Chaque individu est un virtuel d’intellectualité et un potentiel de changement si les conditions de sa réalisation sont réunies. La première condition est de redonner à cet homme le droit de s’exprimer sur le changement qu’il attend. L’homme qui n’exerce pas son devoir de s’interroger sur le sens de son existence n’a pas de droits, mais une rente d’assisté. La compétence de changer c’est d’abord et avant tout la compétence, c’est-à-dire la légitimité ou la reconnaissance sociale, de penser librement au changement, de prendre le courage de nager loin des rentes et des privilèges, de refuser ce qui porte préjudice à sa dignité humaine et qui insulte son intelligence. Il ne s’agit pas d’une démarche programmatique ni d’un rassemblement partisan, mais d’une quête vers l’humanité que Dieu a déposé en nous et qui se manifeste dans notre capacité spirituelle par laquelle on produit du sens et on donne de la valeur à l’existence. Chaque homme porte en lui la capacité de changer et qu’il veuille ou non il change ainsi que son environnement. Sa responsabilité est de donner un sens positif ou négatif au changement ainsi qu’une intensité et une amplitude. C’est à la société vivante de donner légitimité ou non à la capacité de changement pour en faire une compétence reconnue. Ce ne sont pas des subtilités de langage, mais des nuances de comportement individuel et social. Ces nuances échappent à la classe politique et médiatique des « civilisés » de l’Occident comme ils échappent à ceux qui sont en voie de sur sous-développement. C’est Umberto Eco, décédé cette semaine, qui l’a dit il y a quelques années déjà :
« une civilisation démocratique ne se sauvera que si elle fait du langage de l’image une provocation à la réflexion et non une invite à l’hypnose ».

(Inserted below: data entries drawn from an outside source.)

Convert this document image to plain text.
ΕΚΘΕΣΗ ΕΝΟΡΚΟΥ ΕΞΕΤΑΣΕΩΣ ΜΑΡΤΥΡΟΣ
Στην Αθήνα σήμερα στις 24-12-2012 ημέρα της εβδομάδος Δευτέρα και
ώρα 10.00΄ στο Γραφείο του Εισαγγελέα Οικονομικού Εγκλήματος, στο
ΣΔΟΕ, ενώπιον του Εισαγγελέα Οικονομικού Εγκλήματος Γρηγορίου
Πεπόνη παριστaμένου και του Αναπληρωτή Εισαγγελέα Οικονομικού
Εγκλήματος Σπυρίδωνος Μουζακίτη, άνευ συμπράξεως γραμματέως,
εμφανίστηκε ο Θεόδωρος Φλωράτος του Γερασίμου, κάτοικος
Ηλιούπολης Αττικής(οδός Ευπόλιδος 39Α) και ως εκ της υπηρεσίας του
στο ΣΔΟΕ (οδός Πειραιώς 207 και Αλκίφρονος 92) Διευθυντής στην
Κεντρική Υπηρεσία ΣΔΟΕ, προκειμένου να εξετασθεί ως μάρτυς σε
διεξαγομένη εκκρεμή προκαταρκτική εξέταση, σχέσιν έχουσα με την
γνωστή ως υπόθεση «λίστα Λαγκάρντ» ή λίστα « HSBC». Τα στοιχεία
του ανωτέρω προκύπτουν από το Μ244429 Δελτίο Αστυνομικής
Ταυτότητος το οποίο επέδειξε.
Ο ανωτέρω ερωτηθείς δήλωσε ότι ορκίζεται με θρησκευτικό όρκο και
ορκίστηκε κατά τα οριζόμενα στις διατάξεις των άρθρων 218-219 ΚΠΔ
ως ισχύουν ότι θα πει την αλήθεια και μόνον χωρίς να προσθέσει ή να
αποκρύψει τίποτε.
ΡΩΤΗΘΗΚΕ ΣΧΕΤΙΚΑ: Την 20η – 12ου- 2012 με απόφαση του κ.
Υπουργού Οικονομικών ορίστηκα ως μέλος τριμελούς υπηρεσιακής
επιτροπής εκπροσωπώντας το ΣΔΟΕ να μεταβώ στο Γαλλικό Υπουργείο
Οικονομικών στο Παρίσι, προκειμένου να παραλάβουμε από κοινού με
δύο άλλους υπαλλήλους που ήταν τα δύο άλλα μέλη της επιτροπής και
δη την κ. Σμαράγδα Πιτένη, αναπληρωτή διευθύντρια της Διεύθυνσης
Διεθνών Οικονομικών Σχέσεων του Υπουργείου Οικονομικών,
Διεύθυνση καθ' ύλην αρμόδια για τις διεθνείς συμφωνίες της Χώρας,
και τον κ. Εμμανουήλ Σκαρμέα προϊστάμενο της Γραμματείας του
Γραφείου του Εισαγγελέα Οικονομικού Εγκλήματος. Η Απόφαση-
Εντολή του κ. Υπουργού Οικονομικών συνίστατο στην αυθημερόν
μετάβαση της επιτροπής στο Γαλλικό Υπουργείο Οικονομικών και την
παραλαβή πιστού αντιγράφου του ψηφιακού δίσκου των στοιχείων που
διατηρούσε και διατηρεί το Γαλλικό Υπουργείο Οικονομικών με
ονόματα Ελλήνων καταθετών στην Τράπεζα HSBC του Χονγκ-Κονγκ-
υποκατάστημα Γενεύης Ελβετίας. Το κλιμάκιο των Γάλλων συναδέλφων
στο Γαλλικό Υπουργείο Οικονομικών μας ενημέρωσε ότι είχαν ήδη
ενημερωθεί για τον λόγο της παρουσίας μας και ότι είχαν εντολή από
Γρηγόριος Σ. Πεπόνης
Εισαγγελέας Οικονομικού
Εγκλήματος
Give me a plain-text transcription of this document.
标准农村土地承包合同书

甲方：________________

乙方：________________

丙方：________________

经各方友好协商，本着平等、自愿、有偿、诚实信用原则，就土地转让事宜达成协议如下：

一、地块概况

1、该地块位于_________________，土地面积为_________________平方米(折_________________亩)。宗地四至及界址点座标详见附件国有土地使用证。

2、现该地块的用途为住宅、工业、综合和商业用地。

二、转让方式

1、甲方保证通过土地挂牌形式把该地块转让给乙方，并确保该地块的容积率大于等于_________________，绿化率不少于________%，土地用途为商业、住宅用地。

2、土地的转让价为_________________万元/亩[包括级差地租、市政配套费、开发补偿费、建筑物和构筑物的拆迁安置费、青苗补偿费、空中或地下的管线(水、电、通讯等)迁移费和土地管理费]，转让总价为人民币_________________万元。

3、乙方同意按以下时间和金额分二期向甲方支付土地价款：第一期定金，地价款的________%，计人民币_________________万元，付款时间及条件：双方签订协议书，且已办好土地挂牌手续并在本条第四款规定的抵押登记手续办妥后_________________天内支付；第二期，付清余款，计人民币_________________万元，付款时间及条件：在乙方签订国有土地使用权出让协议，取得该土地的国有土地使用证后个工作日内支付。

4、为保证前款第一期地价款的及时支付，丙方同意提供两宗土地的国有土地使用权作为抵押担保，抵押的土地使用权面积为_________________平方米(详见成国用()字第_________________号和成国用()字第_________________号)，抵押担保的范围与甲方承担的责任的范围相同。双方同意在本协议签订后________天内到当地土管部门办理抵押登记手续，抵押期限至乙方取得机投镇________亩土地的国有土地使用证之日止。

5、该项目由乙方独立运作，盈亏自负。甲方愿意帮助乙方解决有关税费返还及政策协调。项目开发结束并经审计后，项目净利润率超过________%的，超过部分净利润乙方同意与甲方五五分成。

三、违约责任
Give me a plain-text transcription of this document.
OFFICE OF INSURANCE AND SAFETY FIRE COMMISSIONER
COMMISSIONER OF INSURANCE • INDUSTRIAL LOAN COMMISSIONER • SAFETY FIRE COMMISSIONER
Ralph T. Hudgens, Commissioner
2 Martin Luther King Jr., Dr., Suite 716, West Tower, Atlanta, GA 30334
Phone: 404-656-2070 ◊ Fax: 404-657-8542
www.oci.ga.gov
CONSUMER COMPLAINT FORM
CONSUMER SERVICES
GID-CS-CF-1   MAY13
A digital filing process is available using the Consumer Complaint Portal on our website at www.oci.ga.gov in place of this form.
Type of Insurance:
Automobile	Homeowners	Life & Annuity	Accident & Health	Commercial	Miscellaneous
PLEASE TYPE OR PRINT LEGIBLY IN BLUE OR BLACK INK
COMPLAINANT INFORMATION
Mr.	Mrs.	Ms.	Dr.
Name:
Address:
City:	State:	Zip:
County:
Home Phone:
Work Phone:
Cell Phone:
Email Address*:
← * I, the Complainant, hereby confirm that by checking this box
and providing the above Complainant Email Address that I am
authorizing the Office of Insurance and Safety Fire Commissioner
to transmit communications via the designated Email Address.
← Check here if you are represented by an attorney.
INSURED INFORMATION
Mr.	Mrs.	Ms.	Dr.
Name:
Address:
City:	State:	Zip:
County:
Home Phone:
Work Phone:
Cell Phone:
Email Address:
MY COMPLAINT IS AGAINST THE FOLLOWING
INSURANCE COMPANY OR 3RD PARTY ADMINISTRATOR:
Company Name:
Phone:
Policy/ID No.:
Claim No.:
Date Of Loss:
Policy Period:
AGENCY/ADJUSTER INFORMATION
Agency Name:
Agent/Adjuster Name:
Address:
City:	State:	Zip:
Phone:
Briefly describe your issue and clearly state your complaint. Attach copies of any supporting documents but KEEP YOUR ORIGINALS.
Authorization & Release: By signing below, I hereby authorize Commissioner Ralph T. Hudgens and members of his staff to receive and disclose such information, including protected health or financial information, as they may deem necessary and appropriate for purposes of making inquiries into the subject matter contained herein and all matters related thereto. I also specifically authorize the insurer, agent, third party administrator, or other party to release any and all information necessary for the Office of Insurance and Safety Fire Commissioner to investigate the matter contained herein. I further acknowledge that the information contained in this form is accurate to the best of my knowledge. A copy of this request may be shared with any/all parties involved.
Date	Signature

L’art n’est plus réception esthétique et critique, la philosophie n’est plus concept explicatif du monde au service de l’homme, la religion n’est plus humilité, la politique n’est plus quête du bonheur de la cité, la quête n’est plus sur le salut de l’homme. La fascination et l’hypnose font obstacle à la réflexion et à l’émotion.
Dans le prochain article, inchaallah, nous approfondirons ces nuances en abordant le rapport entre la parabole coranique sur l’arbre et l’intellectuel au service de la vérité.